The Outdated Show
Ego still whispers 'what about them?'—but the actors are long gone, the theatre burned, and freedom is forevermore.
Friday, August 22, 2025
Metaphorical Narrative
Imagine standing in a dark theatre long after the play has ended. The curtains hang heavy, the seats are empty, the stage dusty. Yet from the shadows, a faint voice echoes: “What about them?”
You look around—there is no audience, no actors, no script. Just the stale smell of smoke and dust from a performance that ended years ago. The ego is running reruns, recycling lines from a play that no longer exists. It tries to trick you into believing the ghosts still matter. But you know better—this theatre is outdated to hell.
So you call in the garbage truck 🛻, haul away the stage, and toss it all into the burn pile 🔥. No mercy. The theatre collapses into ash.
And in the silence that follows, freedom finally breathes.
Core Insight
Ego’s new trick is to disguise the old voices as your own: “It’s you thinking this.” But the content is unchanged—bondage, cage, fear.
The question “What about them?” has no power anymore, because “them” no longer exists in your reality. The script is outdated, the theatre closed.
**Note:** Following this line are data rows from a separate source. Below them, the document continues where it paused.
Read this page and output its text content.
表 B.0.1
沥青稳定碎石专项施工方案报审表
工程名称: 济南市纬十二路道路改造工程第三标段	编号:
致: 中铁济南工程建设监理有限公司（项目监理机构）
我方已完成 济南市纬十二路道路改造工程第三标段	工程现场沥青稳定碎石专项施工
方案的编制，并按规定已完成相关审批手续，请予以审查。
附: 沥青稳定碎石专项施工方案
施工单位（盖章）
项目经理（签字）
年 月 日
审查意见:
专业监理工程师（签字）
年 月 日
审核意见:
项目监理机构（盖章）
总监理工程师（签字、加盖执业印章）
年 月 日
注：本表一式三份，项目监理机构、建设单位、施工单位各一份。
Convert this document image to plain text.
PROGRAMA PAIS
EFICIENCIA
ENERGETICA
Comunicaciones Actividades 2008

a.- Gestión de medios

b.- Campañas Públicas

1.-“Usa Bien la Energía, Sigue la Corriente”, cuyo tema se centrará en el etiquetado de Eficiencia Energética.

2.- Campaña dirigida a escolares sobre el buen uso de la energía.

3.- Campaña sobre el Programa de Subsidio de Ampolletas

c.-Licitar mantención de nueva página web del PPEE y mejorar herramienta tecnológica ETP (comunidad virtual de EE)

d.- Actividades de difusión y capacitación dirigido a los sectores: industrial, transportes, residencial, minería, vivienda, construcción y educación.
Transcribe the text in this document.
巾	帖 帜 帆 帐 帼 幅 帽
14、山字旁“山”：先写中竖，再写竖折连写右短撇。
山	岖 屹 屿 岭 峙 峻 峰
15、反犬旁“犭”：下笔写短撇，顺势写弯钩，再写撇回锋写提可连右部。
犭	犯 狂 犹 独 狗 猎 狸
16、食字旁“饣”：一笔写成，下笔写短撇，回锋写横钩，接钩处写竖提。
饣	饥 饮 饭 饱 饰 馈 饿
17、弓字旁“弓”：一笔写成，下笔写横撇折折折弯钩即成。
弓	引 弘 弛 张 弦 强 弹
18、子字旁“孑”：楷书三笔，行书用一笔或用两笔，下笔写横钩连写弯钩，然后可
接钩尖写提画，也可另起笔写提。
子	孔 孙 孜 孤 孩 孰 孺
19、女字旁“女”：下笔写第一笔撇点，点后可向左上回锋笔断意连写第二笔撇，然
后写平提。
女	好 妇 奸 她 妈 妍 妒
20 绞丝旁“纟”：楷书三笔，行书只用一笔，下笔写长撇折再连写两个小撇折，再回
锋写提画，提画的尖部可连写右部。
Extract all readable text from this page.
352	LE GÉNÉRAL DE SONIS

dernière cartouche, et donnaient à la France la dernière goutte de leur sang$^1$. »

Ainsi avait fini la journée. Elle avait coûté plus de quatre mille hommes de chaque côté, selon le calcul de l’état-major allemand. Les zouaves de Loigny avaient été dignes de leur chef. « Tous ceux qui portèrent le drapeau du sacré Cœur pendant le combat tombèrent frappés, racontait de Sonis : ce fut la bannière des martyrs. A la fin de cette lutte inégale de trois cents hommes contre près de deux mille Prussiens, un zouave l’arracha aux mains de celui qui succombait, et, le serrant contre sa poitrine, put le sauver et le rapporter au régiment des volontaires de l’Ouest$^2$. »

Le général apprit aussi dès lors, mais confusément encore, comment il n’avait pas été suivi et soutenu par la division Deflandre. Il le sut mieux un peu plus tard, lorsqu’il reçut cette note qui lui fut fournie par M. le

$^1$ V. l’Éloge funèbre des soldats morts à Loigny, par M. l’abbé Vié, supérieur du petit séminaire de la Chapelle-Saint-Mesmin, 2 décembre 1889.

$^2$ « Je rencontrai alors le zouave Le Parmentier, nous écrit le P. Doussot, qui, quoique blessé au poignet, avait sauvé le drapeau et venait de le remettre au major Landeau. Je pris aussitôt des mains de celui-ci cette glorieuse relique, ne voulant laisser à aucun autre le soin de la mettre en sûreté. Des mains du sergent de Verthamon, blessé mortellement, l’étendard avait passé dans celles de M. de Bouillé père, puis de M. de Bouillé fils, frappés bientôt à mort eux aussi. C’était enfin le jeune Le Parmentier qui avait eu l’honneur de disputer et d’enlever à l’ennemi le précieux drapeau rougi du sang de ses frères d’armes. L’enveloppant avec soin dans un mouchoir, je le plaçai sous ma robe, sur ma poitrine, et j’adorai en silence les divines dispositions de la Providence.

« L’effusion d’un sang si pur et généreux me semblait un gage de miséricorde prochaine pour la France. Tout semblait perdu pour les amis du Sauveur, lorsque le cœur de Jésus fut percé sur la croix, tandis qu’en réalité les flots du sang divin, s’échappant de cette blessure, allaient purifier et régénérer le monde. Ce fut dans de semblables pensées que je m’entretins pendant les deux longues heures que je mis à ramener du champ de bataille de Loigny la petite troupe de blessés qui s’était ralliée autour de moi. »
Every recycled thought deserves the same treatment: garbage truck → burn pile → ash.
Freedom doesn’t negotiate with reruns.
Saturday Experiment
- Spot the rerun. When the phrase “what about them?” or anything like it surfaces, pause.
- Label it expired. Whisper: “This is outdated theatre.”
- Burn it instantly. Visualize garbage truck 🛻 hauling it away, burn pile 🔥 reducing it to nothing.
Sunday Reflection
Write in third person:
- When the outdated theatre replays for him/her, what does it feel like in the body?
- How does he/she respond now that the stage and actors are gone?
- What replaces the silence when the ego’s show is burned?